Site-specific O-GlcNAcylation of Psme3 maintains mouse stem cell pluripotency by impairing P-body homeostasis
Federico Pecori,
Nanako Kondo,
Chika Ogura,
Taichi Miura,
Masahiko Kume,
Youhei Minamijima,
Kazuo Yamamoto,
Shoko Nishihara
Affiliations
Federico Pecori
Laboratory of Cell Biology, Department of Bioinformatics, Graduate School of Engineering, Soka University, 1-236 Tangi-machi, Hachioji, Tokyo 192-8577, Japan
Nanako Kondo
Laboratory of Cell Biology, Department of Science and Engineering for Sustainable Innovation, Faculty of Science and Engineering, Soka University, 1-236 Tangi-machi, Hachioji, Tokyo 192-8577, Japan
Chika Ogura
Laboratory of Cell Biology, Department of Bioinformatics, Graduate School of Engineering, Soka University, 1-236 Tangi-machi, Hachioji, Tokyo 192-8577, Japan
Taichi Miura
Laboratory of Cell Biology, Department of Bioinformatics, Graduate School of Engineering, Soka University, 1-236 Tangi-machi, Hachioji, Tokyo 192-8577, Japan
Masahiko Kume
Department of Integrated Biosciences, Graduate School of Frontier Sciences, The University of Tokyo, 5-1-5 Kashiwanoha, Kashiwa, Chiba 277-8562, Japan
Youhei Minamijima
Department of Integrated Biosciences, Graduate School of Frontier Sciences, The University of Tokyo, 5-1-5 Kashiwanoha, Kashiwa, Chiba 277-8562, Japan
Kazuo Yamamoto
Department of Integrated Biosciences, Graduate School of Frontier Sciences, The University of Tokyo, 5-1-5 Kashiwanoha, Kashiwa, Chiba 277-8562, Japan
Shoko Nishihara
Laboratory of Cell Biology, Department of Bioinformatics, Graduate School of Engineering, Soka University, 1-236 Tangi-machi, Hachioji, Tokyo 192-8577, Japan; Laboratory of Cell Biology, Department of Science and Engineering for Sustainable Innovation, Faculty of Science and Engineering, Soka University, 1-236 Tangi-machi, Hachioji, Tokyo 192-8577, Japan; Glycan & Life System Integration Center (GaLSIC), Soka University, 1-236 Tangi-machi, Hachioji, Tokyo 192-8577, Japan; Corresponding author
Summary: Mouse embryonic stem cell (ESC) pluripotency is tightly regulated by a complex network composed of extrinsic and intrinsic factors that allow proper organismal development.
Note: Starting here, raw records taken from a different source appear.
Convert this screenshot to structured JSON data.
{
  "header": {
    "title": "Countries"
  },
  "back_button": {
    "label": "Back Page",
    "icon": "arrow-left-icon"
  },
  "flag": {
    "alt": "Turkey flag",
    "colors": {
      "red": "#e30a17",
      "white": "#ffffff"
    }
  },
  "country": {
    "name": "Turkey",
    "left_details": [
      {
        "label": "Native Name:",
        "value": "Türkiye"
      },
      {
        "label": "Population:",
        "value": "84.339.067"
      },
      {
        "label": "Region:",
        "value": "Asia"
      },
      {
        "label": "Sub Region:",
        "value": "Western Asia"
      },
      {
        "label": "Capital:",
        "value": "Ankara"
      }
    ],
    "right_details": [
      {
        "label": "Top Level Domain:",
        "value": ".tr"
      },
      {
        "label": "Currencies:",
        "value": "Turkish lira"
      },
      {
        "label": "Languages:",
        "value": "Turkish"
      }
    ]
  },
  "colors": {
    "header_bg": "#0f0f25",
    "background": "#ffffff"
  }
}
O-linked β-N-acetylglucosamine (O-GlcNAc) is the sole glycosylation mark found on cytoplasmic and nuclear proteins and plays a pivotal role in regulating fundamental cellular processes; however, its function in ESC pluripotency is still largely unexplored. Here, we identify O-GlcNAcylation of proteasome activator subunit 3 (Psme3) protein as a node of the ESC pluripotency network. Mechanistically, O-GlcNAc modification of serine 111 (S111) of Psme3 promotes degradation of Ddx6, which is essential for processing body (P-body) assembly, resulting in the maintenance of ESC pluripotent state. Conversely, loss of Psme3 S111 O-GlcNAcylation stabilizes Ddx6 and increases P-body levels, culminating in spontaneous exit of ESC from the pluripotent state. Our findings establish O-GlcNAcylation at S111 of Psme3 as a switch that regulates ESC pluripotency via control of P-body homeostasis.